Our team is continuing to work on this consulting project here in St. Louis, which will culminate in a final presentation and written report. We’re starting with a two-week research phase, during which we’re gathering information from subject matter experts. Come March, we plan to have a solid recommendation for Loox, backed up with quantitative analysis.
It’s actually my last semester at WashU (graduating in May!), and this project will be a capstone of sorts since my major doesn’t require a thesis. This Venture Consulting class complements the rest of my schedule, which includes Business & Marketing Innovation, Internet of Things, and Creative Nonfiction Writing 1. The project is an opportunity to put to practice and demonstrate the skills I’ve learned these past four years at WashU. And I’ll definitely return to Israel someday.
December 30, 2017: Why Israel?
Upon first telling someone that I’m going to Israel over winter break, the likely reaction is either: “But you’re not Jewish?” or “Wait, are you going on Birthright?” No, I’m not Jewish, which also means that no, I’m not going on Birthright. The actual reason for this trip is to participate in an Olin Business School program called Venture Consulting in Israel. It’s a spring semester class that I’ll be enrolled in, and the program begins with a week-long visit to Israel. Besides a tour of Jerusalem and Interdisciplinary Center Herzliya (IDC), we’ll spend the majority of our time in Tel Aviv, working on a consulting project for an Israeli startup. Upon returning to WashU in January, our team will continue developing our ideas and solutions remotely.

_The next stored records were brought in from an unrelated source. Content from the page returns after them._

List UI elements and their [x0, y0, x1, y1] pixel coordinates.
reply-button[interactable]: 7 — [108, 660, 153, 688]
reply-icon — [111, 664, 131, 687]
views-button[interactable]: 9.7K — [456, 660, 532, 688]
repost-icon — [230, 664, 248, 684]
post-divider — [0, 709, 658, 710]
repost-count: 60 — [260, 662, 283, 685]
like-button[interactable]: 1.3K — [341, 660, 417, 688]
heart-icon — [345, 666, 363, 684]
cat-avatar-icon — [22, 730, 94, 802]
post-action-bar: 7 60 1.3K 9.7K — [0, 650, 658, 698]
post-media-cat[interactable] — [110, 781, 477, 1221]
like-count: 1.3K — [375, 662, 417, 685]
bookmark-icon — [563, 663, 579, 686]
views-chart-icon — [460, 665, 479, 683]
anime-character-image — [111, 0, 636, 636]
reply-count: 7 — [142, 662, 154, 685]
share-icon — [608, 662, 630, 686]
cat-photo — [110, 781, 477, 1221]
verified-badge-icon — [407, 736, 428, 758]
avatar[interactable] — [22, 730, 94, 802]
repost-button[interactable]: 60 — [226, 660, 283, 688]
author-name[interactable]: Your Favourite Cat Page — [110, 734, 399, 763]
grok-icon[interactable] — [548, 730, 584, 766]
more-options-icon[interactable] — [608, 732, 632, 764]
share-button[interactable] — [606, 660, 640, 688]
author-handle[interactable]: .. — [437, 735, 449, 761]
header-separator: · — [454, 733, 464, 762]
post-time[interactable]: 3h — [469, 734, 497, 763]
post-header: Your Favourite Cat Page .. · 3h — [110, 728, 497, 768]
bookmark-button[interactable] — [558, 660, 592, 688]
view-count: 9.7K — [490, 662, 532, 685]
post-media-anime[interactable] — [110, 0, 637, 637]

There are eight students participating in the program this year, including me, and we’ll be split into two teams of four people. Each team will be matched with a client once we arrive. The week’s schedule will be largely self-determined by each team, with the objective being to maximize on the limited in-person time we have with the client. I’ve worked on a consulting project before with the Small Business Initiative through the Center for Experiential Learning at WashU. My client was London’s Wing House, a family-owned restaurant based in St. Louis, Missouri. I’m expecting there to be three main differences between that project and this one: there may be cultural differences between an American team consulting for an Israeli client, this client’s industry will probably be more tech-focused, and our team will be composed of both undergraduate and MBA students.
In addition to being part of the technology and startup scene in Tel Aviv, I’m also looking forward to experiencing the culture and history. I’m excited about this trip because I’ve never been to Israel before, or anywhere in the Middle East. From attending a university such as WashU, where many of my friends and peers have connections to Israel, I’ve become increasingly curious about it and knew that this program would be the perfect opportunity to learn more about the country.
I’ll be leaving the U.S. on December 31st and returning on January 13th, so look out for an update in 2018!